Это было скучное и вместе с тем небрежное письмо, точно он заставил себя взяться за перо, чтобы сообщить свои нравоучительные соображения. О себе почти ничего, только мельком: «Бываю в Архангельске чаще, чем прежде».

И ни одного ласкового слова, которые мелькали прежде на каждой странице. И подписано: «Твой», а не «всегда твой», как он подписывался обычно. И строки ровные, буквы круглые, а не летящие вперед – вперед, ко мне, как это было прежде.

Странно было и это упоминание об Архангельске, вскользь, в то время как раньше каждая поездка в Архангельск была событием, о котором Андрей писал интересно, подробно…

Нет, нет, что-то переменилось!

Это была смутная догадка, о которой я сразу же постаралась забыть. Но на другой день она подтвердилась.

Кажется, я упоминала о том, что в Сальске жили родные Машеньки Спешневой – мать, Павла Кузминична, и с ней какая-то старушка, которую звали просто Маврушей, хотя, должно быть, уже лет пятьдесят, как она имела полное право называться Маврой Петровной.

Это было поразительно – как Машенька с ее простым и открытым характером, с ее детской, доходящей до наивности прямотой была непохожа на мать!

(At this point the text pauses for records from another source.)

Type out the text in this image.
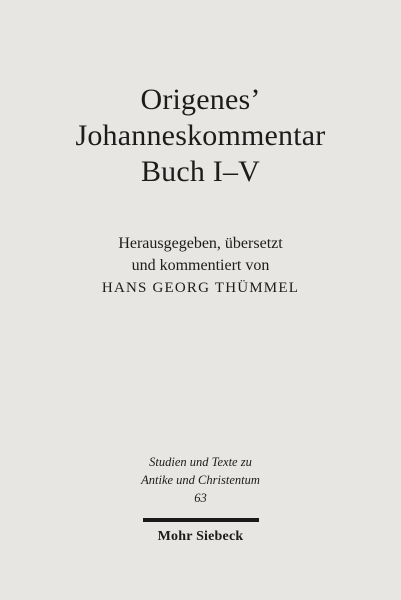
Origenes’
Johanneskommentar
Buch I–V
Herausgegeben, übersetzt
und kommentiert von
HANS GEORG THÜMMEL
Studien und Texte zu
Antike und Christentum
63
Mohr Siebeck
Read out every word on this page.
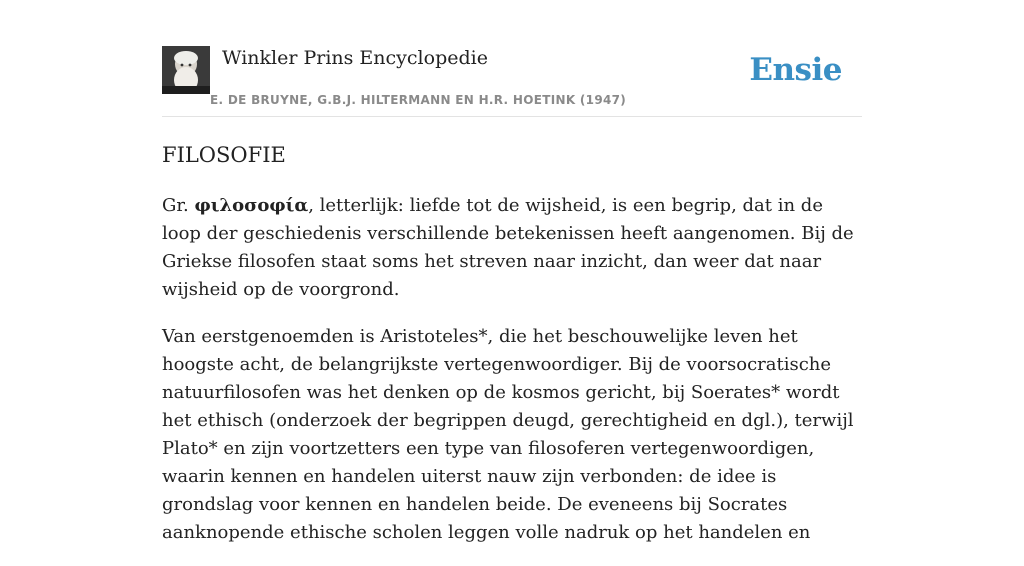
Winkler Prins Encyclopedie
E. DE BRUYNE, G.B.J. HILTERMANN EN H.R. HOETINK (1947)
Ensie
FILOSOFIE

Gr. φιλοσοφία, letterlijk: liefde tot de wijsheid, is een begrip, dat in de loop der geschiedenis verschillende betekenissen heeft aangenomen. Bij de Griekse filosofen staat soms het streven naar inzicht, dan weer dat naar wijsheid op de voorgrond.

Van eerstgenoemden is Aristoteles*, die het beschouwelijke leven het hoogste acht, de belangrijkste vertegenwoordiger. Bij de voorsocratische natuurfilosofen was het denken op de kosmos gericht, bij Soerates* wordt het ethisch (onderzoek der begrippen deugd, gerechtigheid en dgl.), terwijl Plato* en zijn voortzetters een type van filosoferen vertegenwoordigen, waarin kennen en handelen uiterst nauw zijn verbonden: de idee is grondslag voor kennen en handelen beide. De eveneens bij Socrates aanknopende ethische scholen leggen volle nadruk op het handelen en
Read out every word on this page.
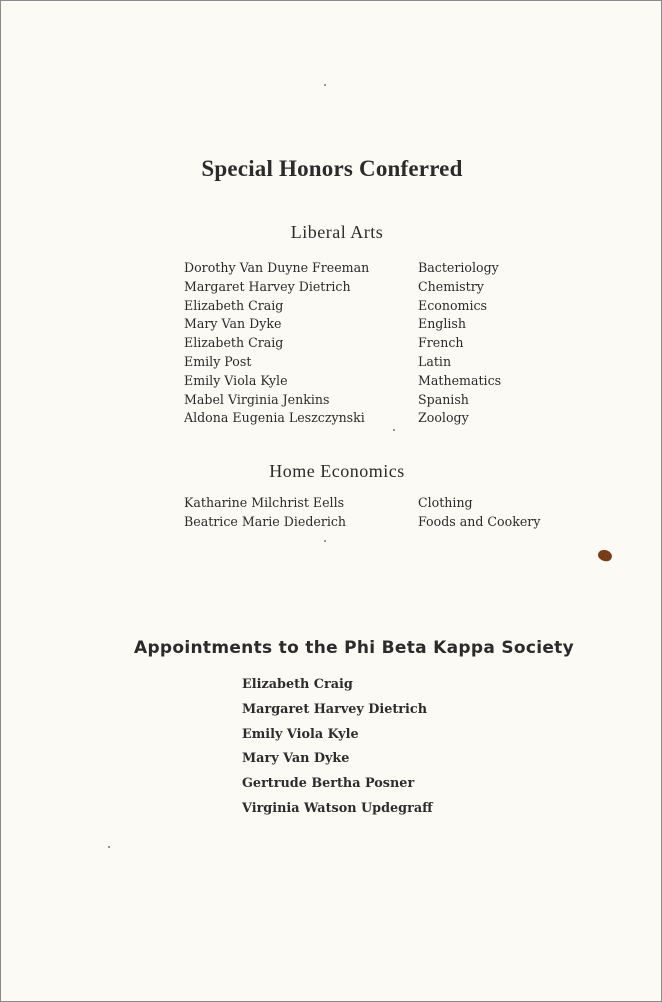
Special Honors Conferred
Liberal Arts
Dorothy Van Duyne Freeman	Bacteriology
Margaret Harvey Dietrich	Chemistry
Elizabeth Craig	Economics
Mary Van Dyke	English
Elizabeth Craig	French
Emily Post	Latin
Emily Viola Kyle	Mathematics
Mabel Virginia Jenkins	Spanish
Aldona Eugenia Leszczynski	Zoology
Home Economics
Katharine Milchrist Eells	Clothing
Beatrice Marie Diederich	Foods and Cookery
Appointments to the Phi Beta Kappa Society
Elizabeth Craig
Margaret Harvey Dietrich
Emily Viola Kyle
Mary Van Dyke
Gertrude Bertha Posner
Virginia Watson Updegraff
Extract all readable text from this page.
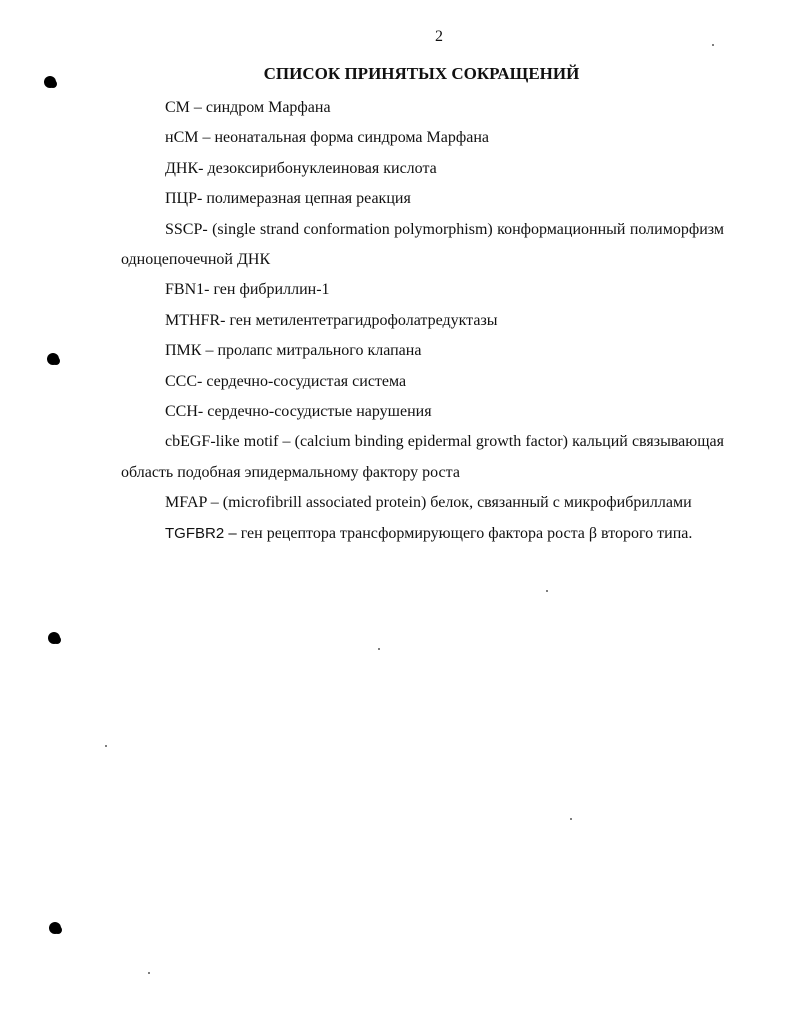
2
СПИСОК ПРИНЯТЫХ СОКРАЩЕНИЙ

СМ – синдром Марфана

нСМ – неонатальная форма синдрома Марфана

ДНК- дезоксирибонуклеиновая кислота

ПЦР- полимеразная цепная реакция

SSCP- (single strand conformation polymorphism) конформационный полиморфизм одноцепочечной ДНК

FBN1- ген фибриллин-1

MTHFR- ген метилентетрагидрофолатредуктазы

ПМК – пролапс митрального клапана

ССС- сердечно-сосудистая система

ССН- сердечно-сосудистые нарушения

cbEGF-like motif – (calcium binding epidermal growth factor) кальций связывающая область подобная эпидермальному фактору роста

MFAP – (microfibrill associated protein) белок, связанный с микрофибриллами

TGFBR2 – ген рецептора трансформирующего фактора роста β второго типа.
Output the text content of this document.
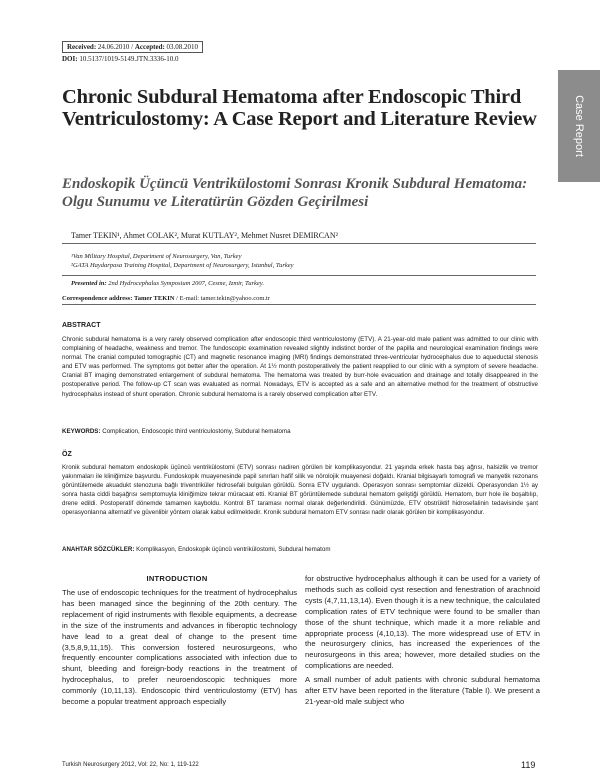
Received: 24.06.2010 / Accepted: 03.08.2010
DOI: 10.5137/1019-5149.JTN.3336-10.0
Case Report
Chronic Subdural Hematoma after Endoscopic Third Ventriculostomy: A Case Report and Literature Review
Endoskopik Üçüncü Ventrikülostomi Sonrası Kronik Subdural Hematoma: Olgu Sunumu ve Literatürün Gözden Geçirilmesi
Tamer TEKIN¹, Ahmet COLAK², Murat KUTLAY², Mehmet Nusret DEMIRCAN²
¹Van Military Hospital, Department of Neurosurgery, Van, Turkey
²GATA Haydarpasa Training Hospital, Department of Neurosurgery, Istanbul, Turkey
Presented in: 2nd Hydrocephalus Symposium 2007, Cesme, Izmir, Turkey.
Correspondence address: Tamer TEKIN / E-mail: tamer.tekin@yahoo.com.tr
ABSTRACT

Chronic subdural hematoma is a very rarely observed complication after endoscopic third ventriculostomy (ETV). A 21-year-old male patient was admitted to our clinic with complaining of headache, weakness and tremor. The fundoscopic examination revealed slightly indistinct border of the papilla and neurological examination findings were normal. The cranial computed tomographic (CT) and magnetic resonance imaging (MRI) findings demonstrated three-ventricular hydrocephalus due to aqueductal stenosis and ETV was performed. The symptoms got better after the operation. At 1½ month postoperatively the patient reapplied to our clinic with a symptom of severe headache. Cranial BT imaging demonstrated enlargement of subdural hematoma. The hematoma was treated by burr-hole evacuation and drainage and totally disappeared in the postoperative period. The follow-up CT scan was evaluated as normal. Nowadays, ETV is accepted as a safe and an alternative method for the treatment of obstructive hydrocephalus instead of shunt operation. Chronic subdural hematoma is a rarely observed complication after ETV.

KEYWORDS: Complication, Endoscopic third ventriculostomy, Subdural hematoma
ÖZ

Kronik subdural hematom endoskopik üçüncü ventrikülostomi (ETV) sonrası nadiren görülen bir komplikasyondur. 21 yaşında erkek hasta baş ağrısı, halsizlik ve tremor yakınmaları ile kliniğimize başvurdu. Fundoskopik muayenesinde papil sınırları hafif silik ve nörolojik muayenesi doğaldı. Kranial bilgisayarlı tomografi ve manyetik rezonans görüntülemede akuadukt stenozuna bağlı triventriküler hidrosefali bulgulan görüldü. Sonra ETV uygulandı. Operasyon sonrası semptomlar düzeldi. Operasyondan 1½ ay sonra hasta ciddi başağrısı semptomuyla kliniğimize tekrar müracaat etti. Kranial BT görüntülemede subdural hematom geliştiği görüldü. Hematom, burr hole ile boşaltılıp, drene edildi. Postoperatif dönemde tamamen kayboldu. Kontrol BT taraması normal olarak değerlendirildi. Günümüzde, ETV obstrüktif hidrosefalinin tedavisinde şant operasyonlarına alternatif ve güvenlibir yöntem olarak kabul edilmektedir. Kronik subdural hematom ETV sonrası nadir olarak görülen bir komplikasyondur.

ANAHTAR SÖZCÜKLER: Komplikasyon, Endoskopik üçüncü ventrikülostomi, Subdural hematom
INTRODUCTION

The use of endoscopic techniques for the treatment of hydrocephalus has been managed since the beginning of the 20th century. The replacement of rigid instruments with flexible equipments, a decrease in the size of the instruments and advances in fiberoptic technology have lead to a great deal of change to the present time (3,5,8,9,11,15). This conversion fostered neurosurgeons, who frequently encounter complications associated with infection due to shunt, bleeding and foreign-body reactions in the treatment of hydrocephalus, to prefer neuroendoscopic techniques more commonly (10,11,13). Endoscopic third ventriculostomy (ETV) has become a popular treatment approach especially

for obstructive hydrocephalus although it can be used for a variety of methods such as colloid cyst resection and fenestration of arachnoid cysts (4,7,11,13,14). Even though it is a new technique, the calculated complication rates of ETV technique were found to be smaller than those of the shunt technique, which made it a more reliable and appropriate process (4,10,13). The more widespread use of ETV in the neurosurgery clinics, has increased the experiences of the neurosurgeons in this area; however, more detailed studies on the complications are needed.

A small number of adult patients with chronic subdural hematoma after ETV have been reported in the literature (Table I). We present a 21-year-old male subject who

Turkish Neurosurgery 2012, Vol: 22, No: 1, 119-122	119
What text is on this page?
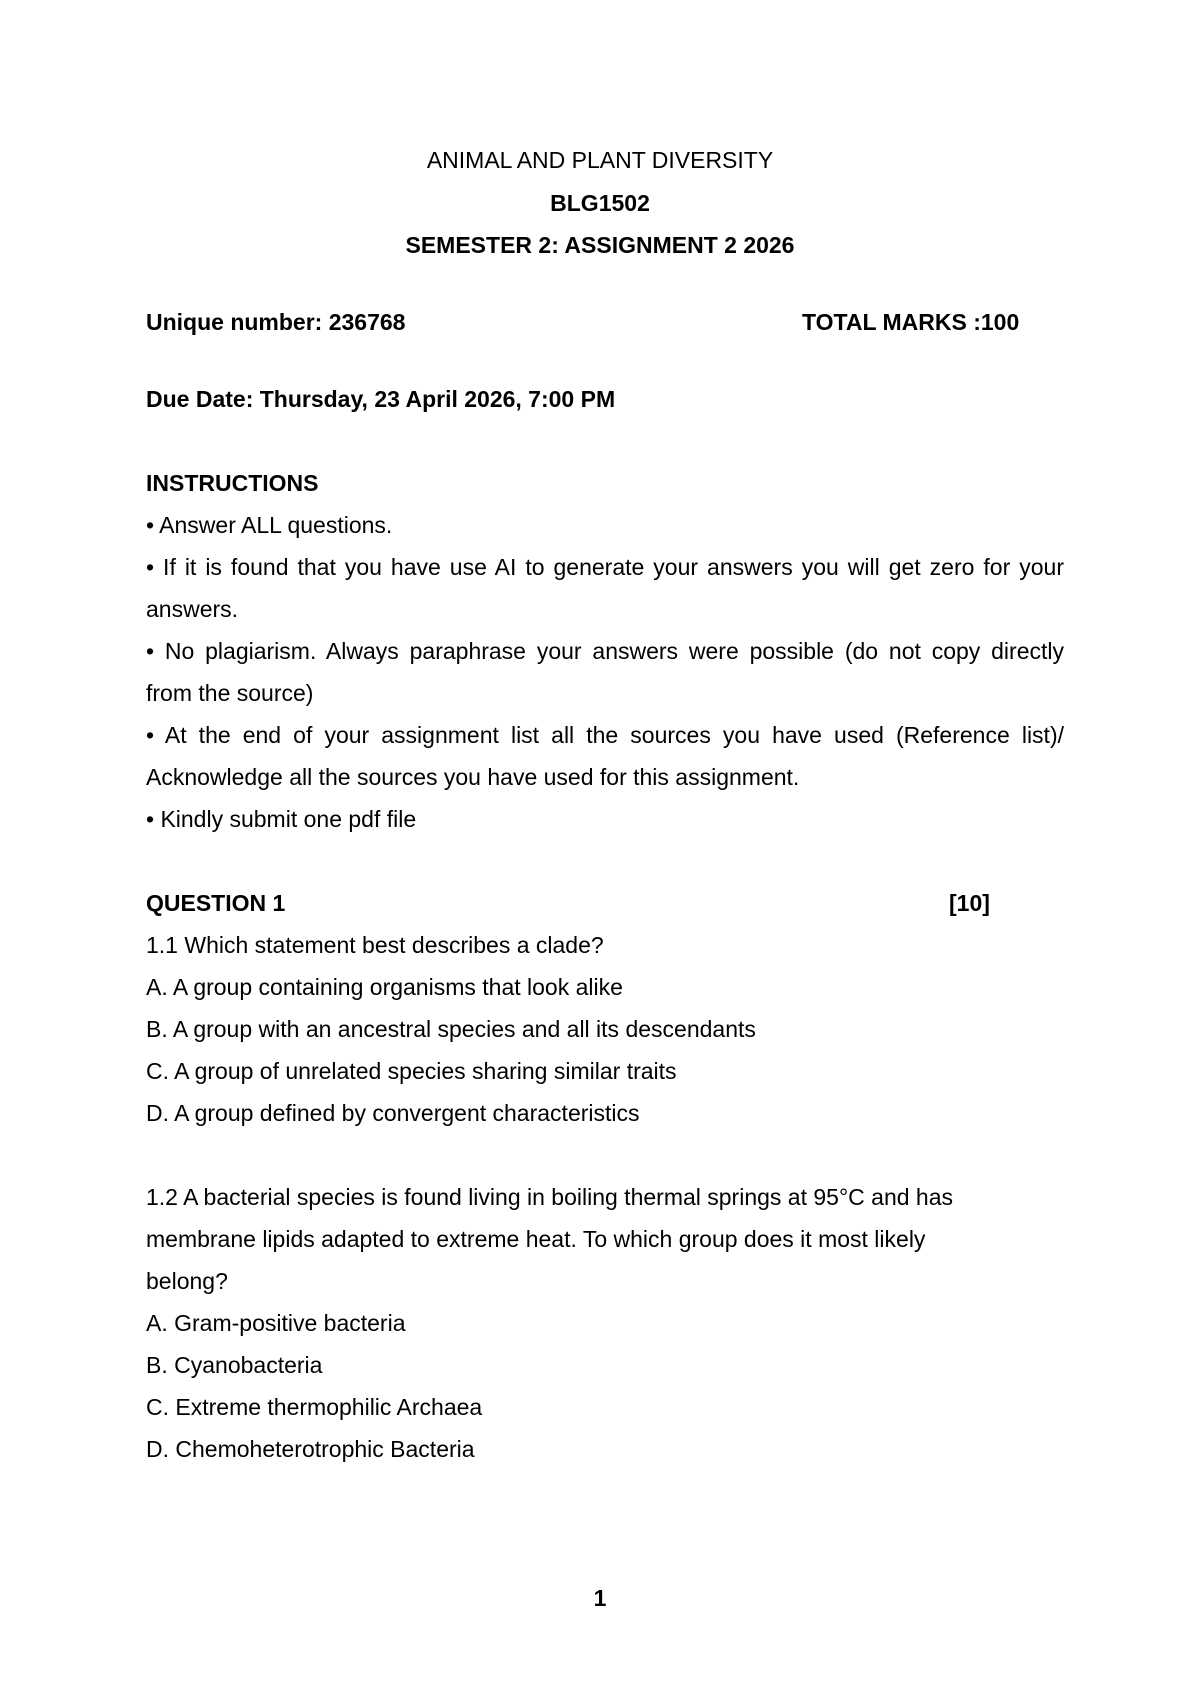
ANIMAL AND PLANT DIVERSITY
BLG1502
SEMESTER 2: ASSIGNMENT 2 2026
Unique number: 236768	TOTAL MARKS :100
Due Date: Thursday, 23 April 2026, 7:00 PM
INSTRUCTIONS
• Answer ALL questions.
• If it is found that you have use AI to generate your answers you will get zero for your
answers.
• No plagiarism. Always paraphrase your answers were possible (do not copy directly
from the source)
• At the end of your assignment list all the sources you have used (Reference list)/
Acknowledge all the sources you have used for this assignment.
• Kindly submit one pdf file
QUESTION 1	[10]
1.1 Which statement best describes a clade?
A. A group containing organisms that look alike
B. A group with an ancestral species and all its descendants
C. A group of unrelated species sharing similar traits
D. A group defined by convergent characteristics
1.2 A bacterial species is found living in boiling thermal springs at 95°C and has
membrane lipids adapted to extreme heat. To which group does it most likely
belong?
A. Gram-positive bacteria
B. Cyanobacteria
C. Extreme thermophilic Archaea
D. Chemoheterotrophic Bacteria
1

Павла Кузьминична была высокая, костлявая, лет шестидесяти, с темным лицом. Ко всему на свете она относилась с недоверием, – ей казалось, что не только люди, но даже животные – коровы, собаки, козы – всегда готовы причинить ей какую-нибудь неприятность. После смерти мужа, военного фельдшера, участника гражданской войны, Павла Кузьминична получала пенсию, и только одна ее беззлобная сожительница могла выдержать эти бесконечные жалобы на собес, сменявшиеся угрозами, обращенными ко всему горсовету в целом: завтра же перейти на жительство в Инвалидный дом!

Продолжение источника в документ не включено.